Review by Jyagan
Reviewed: 05/10/03 | Updated: 05/10/03
They could have at least had ONE robot...
It's no Symphony, but it comes close
From how fans react, you'd think the only Castlevania game worth noting is Symphony of the Night for Playstation. Sure, it was a good game, but the Action/RPG hybrid has been hyped to death.
So, along come two GBA games, Circle of the Moon and Harmony of Dissonance. Both are two perfectly good games, but Castlevania fans everywhere kept drawing comparisons to SotN, measuring them, unfairly, to the playstation masterpiece.
So, along comes Aria of Sorrow, the third game in the acclaimed series.

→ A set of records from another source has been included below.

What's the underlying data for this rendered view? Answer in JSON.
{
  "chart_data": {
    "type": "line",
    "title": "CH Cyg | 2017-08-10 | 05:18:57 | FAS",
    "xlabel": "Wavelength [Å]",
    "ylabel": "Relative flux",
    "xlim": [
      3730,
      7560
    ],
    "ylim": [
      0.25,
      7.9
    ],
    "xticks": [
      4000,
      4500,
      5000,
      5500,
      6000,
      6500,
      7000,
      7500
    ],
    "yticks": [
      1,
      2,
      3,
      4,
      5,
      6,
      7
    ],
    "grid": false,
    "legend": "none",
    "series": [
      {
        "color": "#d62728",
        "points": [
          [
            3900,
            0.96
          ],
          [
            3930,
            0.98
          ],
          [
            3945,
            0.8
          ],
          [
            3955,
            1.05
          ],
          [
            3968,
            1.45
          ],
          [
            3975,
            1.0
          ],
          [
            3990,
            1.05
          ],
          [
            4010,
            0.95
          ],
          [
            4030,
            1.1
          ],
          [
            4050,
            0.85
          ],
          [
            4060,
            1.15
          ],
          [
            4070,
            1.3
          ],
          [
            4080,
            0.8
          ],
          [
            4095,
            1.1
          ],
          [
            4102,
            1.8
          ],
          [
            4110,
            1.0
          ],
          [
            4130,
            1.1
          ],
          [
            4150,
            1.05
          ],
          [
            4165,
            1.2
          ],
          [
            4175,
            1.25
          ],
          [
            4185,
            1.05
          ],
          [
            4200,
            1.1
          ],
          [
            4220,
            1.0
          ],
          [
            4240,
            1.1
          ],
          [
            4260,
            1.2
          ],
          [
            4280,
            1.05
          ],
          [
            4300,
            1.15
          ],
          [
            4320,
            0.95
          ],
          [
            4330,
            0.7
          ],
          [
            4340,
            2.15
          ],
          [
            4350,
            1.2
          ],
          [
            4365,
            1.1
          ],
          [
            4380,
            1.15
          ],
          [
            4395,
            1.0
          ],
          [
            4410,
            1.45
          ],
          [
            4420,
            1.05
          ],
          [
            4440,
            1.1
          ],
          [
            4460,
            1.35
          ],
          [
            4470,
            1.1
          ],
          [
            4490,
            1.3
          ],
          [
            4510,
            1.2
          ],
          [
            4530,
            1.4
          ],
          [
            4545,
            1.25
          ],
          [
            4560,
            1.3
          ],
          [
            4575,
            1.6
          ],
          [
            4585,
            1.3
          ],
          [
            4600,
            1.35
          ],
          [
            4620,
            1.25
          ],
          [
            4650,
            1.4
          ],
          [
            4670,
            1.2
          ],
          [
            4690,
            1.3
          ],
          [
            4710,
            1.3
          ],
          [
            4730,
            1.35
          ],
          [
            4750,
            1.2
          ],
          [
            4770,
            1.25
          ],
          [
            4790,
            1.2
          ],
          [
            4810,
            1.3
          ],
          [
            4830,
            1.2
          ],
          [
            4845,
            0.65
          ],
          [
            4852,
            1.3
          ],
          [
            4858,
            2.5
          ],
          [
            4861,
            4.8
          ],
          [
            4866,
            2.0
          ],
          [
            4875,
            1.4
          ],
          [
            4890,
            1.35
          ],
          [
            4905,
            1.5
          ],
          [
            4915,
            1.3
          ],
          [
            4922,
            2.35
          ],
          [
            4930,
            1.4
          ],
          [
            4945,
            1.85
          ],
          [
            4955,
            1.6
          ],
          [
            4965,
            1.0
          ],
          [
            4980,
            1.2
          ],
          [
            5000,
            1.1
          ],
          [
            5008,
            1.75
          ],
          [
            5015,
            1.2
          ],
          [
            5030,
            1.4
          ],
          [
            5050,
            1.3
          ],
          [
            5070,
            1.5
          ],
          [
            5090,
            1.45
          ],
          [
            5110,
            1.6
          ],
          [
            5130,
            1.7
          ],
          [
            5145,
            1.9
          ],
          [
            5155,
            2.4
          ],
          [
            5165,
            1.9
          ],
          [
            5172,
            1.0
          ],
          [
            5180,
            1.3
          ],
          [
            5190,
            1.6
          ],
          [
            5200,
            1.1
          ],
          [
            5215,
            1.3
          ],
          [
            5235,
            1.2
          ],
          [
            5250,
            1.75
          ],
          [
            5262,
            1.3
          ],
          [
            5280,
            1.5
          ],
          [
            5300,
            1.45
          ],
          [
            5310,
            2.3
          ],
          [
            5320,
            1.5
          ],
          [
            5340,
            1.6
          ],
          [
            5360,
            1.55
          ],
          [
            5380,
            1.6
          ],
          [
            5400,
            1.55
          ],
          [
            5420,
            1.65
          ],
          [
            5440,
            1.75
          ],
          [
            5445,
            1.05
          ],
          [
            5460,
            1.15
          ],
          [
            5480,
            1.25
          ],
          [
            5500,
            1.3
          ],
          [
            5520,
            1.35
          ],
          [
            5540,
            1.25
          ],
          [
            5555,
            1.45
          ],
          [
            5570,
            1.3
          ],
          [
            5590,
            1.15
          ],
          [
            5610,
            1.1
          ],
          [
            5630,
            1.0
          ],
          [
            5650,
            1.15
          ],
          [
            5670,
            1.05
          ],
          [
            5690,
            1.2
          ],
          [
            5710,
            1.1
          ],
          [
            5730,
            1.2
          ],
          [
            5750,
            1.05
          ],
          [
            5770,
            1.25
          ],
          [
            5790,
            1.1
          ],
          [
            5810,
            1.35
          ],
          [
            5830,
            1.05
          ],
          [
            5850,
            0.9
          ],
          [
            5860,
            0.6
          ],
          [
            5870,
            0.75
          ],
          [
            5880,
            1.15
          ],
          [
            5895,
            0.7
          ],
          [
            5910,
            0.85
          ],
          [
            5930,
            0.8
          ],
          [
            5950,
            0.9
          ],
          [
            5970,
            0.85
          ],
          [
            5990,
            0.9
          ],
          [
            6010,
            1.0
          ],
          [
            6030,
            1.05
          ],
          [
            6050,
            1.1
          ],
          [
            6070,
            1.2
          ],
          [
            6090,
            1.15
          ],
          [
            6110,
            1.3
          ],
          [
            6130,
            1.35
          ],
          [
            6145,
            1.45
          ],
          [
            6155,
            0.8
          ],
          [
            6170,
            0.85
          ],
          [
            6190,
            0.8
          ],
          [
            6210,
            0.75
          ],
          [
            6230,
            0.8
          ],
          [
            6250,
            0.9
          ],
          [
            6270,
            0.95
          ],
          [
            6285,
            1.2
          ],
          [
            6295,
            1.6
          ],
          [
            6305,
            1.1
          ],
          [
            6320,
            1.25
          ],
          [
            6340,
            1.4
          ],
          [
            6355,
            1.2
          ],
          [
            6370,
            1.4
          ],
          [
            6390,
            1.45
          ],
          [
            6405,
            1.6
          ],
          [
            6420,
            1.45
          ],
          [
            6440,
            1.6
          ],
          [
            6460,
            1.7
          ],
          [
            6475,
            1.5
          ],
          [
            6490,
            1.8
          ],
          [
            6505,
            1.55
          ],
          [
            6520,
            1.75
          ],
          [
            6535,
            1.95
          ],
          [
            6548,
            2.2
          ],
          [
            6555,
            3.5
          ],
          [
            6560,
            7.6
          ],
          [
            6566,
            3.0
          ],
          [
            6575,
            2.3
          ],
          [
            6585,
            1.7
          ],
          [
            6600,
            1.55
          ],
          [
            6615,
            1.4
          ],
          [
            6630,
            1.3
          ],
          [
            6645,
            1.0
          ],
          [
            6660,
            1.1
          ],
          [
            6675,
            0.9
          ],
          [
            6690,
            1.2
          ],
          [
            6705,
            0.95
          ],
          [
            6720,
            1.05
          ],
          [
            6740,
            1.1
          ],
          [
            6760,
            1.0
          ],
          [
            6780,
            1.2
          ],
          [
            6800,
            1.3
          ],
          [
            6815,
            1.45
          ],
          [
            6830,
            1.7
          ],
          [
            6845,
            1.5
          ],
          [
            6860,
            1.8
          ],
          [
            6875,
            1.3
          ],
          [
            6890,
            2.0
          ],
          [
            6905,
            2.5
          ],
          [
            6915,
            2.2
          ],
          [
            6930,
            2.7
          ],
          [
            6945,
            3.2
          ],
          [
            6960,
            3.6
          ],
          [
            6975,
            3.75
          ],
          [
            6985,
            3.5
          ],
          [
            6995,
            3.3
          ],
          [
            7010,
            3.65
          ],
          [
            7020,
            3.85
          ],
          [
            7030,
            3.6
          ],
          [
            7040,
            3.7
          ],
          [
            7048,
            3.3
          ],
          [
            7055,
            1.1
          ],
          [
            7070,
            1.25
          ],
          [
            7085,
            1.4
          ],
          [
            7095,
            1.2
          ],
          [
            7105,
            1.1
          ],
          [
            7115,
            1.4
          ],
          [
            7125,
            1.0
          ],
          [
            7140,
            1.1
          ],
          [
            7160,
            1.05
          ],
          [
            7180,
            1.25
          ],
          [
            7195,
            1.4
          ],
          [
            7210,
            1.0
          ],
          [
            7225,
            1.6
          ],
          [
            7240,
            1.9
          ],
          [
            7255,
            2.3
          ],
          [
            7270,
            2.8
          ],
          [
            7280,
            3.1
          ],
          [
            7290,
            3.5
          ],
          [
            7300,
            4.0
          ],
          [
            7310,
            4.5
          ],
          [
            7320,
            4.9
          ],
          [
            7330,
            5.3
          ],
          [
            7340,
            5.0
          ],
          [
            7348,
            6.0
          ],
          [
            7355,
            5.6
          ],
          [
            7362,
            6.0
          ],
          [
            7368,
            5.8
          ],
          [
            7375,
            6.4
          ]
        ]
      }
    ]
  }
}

Sadly, this game is destined for the same fate as it's predecessors being compared to SotN, but this game recreates the feel of SotN, and in some areas surpasses it.
The story begins, as so many stories do, when a reclusive trench coat wearing teen and his teenage friend are walking along one day and are suddenly transported into a strange castle. The reclusive teen in mind is Soma Cruz, the main character, and his friend just happens to be dressed in a kimono to quench any allusion to the fact that it's 2035. Heck, if you just picked up the game and played it you probably wouldn't know it was set in the future, seeing that you spend all of your time traversing a large, gothic castle. Throw in a semi-insane cultist, a beautiful Belnades, an all too mysterious Arkaido*Cough*, a amnesia sufferer, and a soldier who decides to sell items rather then, you know, fight, and you have a fairly interesting story. Where is Dracula, you ask? Well, he's more interesting then in other Castlevania games, I'll tell you that much.
Overall, the plot is fairly interesting. It has enough plot twists to keep from getting dull, and plenty of subtle Castlevania references as well for longtime fans. But, it does not make much of a difference of this game,
Killing and stealing immortal souls has never been this fun!
Well, since the story isn't that important this game is carried solely upon the shoulders of its gameplay. And, the gameplay is suitably deep. As with SotN, this is a Castlevania RPG hybrid, so you level up, gain items, and do numerical damage. There are several items scatter around the castle, as well as cash to pay for items in a shop near the entrance of the castle(of course, why a military officer has nothing better to do but sell weapons to an under aged kid is beyond me)
The GBA games have had gimmicks thus far, and this game is no different. This time, it comes in the form of a soul system. Basically, there are four types of souls, souls that give you projectile attacks, souls that give you a toggle ability by pressing the right shoulder button, souls that give you special attributes, and lastly souls that give you abilities such as double jumps and the like. You collect the souls by defeating enemies, and it gives a Pokemon-like collection quality to the game. The downside? The rare souls take forever to receive, adding to the replay(and tedious kill leave room then return and kill again) value of the game.
The game, however, isn't very difficult. There are not many hard bosses, and the game never becomes that challenging. A huge downfall for an otherwise great game.
And, for those who are looking for some old school goodness, a second character gives you the ability to play this game like the old Castlevania's were.
Nothing beats the blood curdling scream of a dying harpies in the morning...
The music in this game is a tragic disappointment. While is a huge improvement over it's predecessor, Harmony of Dissonance, the music isn't memorable, nor humble. Though it isn't so bad that you want to turn the volume all the way down, the Sound test mode is not something that you will want to be accessing a lot. Of course, there are a few notable exceptions, but overall the music is mediocre.
The sound effects and voice samples, however, a crisp, varied and well done.
Ooooh, whoever knew dark, spooky castles could be so pretty
The graphics in this game blow the two GBA predecessors out of the water, and even gives SotN a run for its money. Soma, as well as every enemy in the game, is animated fluently and the backgrounds are vibrant. It also has no signs of slowdown, even when there are many enemies on the screen. Though there are a few nifty effects here and there, it doesn't push the GBA to its limits, but it still pleasing to the eye. It isn't the best the GBA has to offer, but the game is still beautiful.
Short, but sweet
The area the game suffers most in, however, is lasting appeal. Even with 2 characters, easy mode and hard mode, a boss rush, new game+, and three different endings, the game can be completed in around 15 hours. That isn't counting soul catching, however, and if you are dedicated enough, to collect all the souls, it could last you up to 30. Granted, Castlevania games have never been that long, but it's still sad that even with all the extras packed in, it lasts a very short time, but even that short time is a blast.
Game play 9/10
Lasting Appeal 6/10
When I first got my GBA, the first game I picked up was Circle of the Moon, and the Castlevania series since released three quality games for the GBA. Unless you find yourself measuring this against SotN, Castlevania fans and casual gamers alike will find this game fun.
But, of course, my biggest complaint is, how come, in a game set in 2035, you can't fight one super robot? Or even pilot one. They could have at least had a better selection of guns, rather then a few crappy ones, or even make one person dress up in modern clothing. Oh well.